What are Subprime Mortgages

In the fall of 2008, financial institutions previously thought to be “too big to fail” teetered precariously on the edge of bankruptcy. In England, banks quailed as customers rushed to withdraw money from the failed Northern Rock and Lehman Brothers, a stalwart of the investment banking system closed down. The financial world only found some form of stability when global governments stepped in to guarantee the banks. The crisis was precipitated by the trading of a financial instrument called a subprime mortgage. 

A subprime mortgage is a type of mortgage that is offered to borrowers with a higher than average risk of default. To offset this high risk of defaulting on the loan, lenders impose a higher interest on subprime loans. A subprime loan is often defined as the riskiest loan in the market due to the high chances of the borrower not being able to repay the loan.
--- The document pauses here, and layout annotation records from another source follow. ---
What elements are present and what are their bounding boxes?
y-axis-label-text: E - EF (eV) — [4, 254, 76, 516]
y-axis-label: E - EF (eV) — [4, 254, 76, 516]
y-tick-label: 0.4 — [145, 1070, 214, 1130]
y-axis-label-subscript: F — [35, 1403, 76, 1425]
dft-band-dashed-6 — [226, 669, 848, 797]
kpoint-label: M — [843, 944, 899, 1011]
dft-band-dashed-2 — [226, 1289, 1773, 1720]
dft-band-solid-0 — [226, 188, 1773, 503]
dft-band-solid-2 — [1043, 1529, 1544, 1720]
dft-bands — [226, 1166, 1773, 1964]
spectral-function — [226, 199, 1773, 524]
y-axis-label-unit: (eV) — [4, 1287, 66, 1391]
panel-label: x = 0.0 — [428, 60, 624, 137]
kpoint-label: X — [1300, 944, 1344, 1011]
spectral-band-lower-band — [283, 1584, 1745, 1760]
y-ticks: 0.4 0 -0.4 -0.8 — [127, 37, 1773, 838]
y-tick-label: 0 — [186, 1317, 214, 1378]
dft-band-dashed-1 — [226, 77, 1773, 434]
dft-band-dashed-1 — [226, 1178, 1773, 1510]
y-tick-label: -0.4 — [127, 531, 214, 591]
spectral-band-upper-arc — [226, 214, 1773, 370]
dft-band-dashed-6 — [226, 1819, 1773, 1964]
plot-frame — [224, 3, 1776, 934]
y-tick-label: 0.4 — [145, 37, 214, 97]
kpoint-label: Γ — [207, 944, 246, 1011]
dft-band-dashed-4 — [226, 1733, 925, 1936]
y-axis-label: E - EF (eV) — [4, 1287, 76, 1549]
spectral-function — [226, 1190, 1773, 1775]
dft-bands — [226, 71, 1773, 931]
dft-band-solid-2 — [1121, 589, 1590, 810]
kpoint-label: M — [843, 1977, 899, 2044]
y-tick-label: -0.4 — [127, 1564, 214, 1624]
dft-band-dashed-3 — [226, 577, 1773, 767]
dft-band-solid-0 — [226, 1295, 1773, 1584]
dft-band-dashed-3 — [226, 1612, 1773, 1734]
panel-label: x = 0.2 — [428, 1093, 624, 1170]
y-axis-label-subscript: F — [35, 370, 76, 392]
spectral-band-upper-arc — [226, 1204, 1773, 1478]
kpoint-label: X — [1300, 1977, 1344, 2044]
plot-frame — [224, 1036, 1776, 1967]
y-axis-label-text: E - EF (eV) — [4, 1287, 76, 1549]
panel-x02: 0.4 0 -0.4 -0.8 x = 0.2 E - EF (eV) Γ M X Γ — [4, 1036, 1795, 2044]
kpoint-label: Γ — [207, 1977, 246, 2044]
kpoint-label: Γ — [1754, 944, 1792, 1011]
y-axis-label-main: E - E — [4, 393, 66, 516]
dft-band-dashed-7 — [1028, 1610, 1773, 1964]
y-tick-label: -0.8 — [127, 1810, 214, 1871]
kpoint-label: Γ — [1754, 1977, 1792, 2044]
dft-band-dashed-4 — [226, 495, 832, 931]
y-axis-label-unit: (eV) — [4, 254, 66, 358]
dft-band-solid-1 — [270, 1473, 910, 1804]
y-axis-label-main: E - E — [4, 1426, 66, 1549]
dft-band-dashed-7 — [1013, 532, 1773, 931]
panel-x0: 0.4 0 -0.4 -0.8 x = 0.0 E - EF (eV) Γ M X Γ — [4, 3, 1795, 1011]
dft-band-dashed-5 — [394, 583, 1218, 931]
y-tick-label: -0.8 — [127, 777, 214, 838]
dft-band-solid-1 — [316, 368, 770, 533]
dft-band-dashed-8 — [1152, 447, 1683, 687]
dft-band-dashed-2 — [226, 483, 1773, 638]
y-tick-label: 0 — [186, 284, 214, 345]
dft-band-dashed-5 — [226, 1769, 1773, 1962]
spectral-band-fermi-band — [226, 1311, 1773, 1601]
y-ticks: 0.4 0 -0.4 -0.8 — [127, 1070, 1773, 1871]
Subprime mortgages are offered to borrowers who, under normal circumstances would not qualify to receive a loan and would not have access to the credit market. This includes those with low credit ratings. Credit ratings are affected by a plethora of different factors, such as lack of capital holdings, history of late payments, or excessive debt. Although there is no standard definition, in the finance industry, subprime mortgages are characterised as those offered to applicants with a FICO credit rating of below 640.

These types of mortgages are usually guaranteed against the underlying asset. For example, a subprime mortgage issues to purchase real estate would use the property as a guarantee. In the case of default, the lender would then be able to repossess the property in lieu of the debt. 

The problem with subprime mortgages became evident as the property bubble flattened, and then burst. As borrower after borrower was unable to repay, banks had to repossess homes and property – but as these homes and property had lost their value in the real estate market, banks found themselves with bad debts and no hope of regaining the value of the subprime mortgages they had issues. 

Although the financial crisis is often blamed on the lenders of subprime mortgages, there is a legitimate market for these types of mortgages, as long as it is properly regulated and controlled. Subprime mortgages by themselves are not an unnecessary evil, but lenders should be made to follow the correct procedures for issuing them.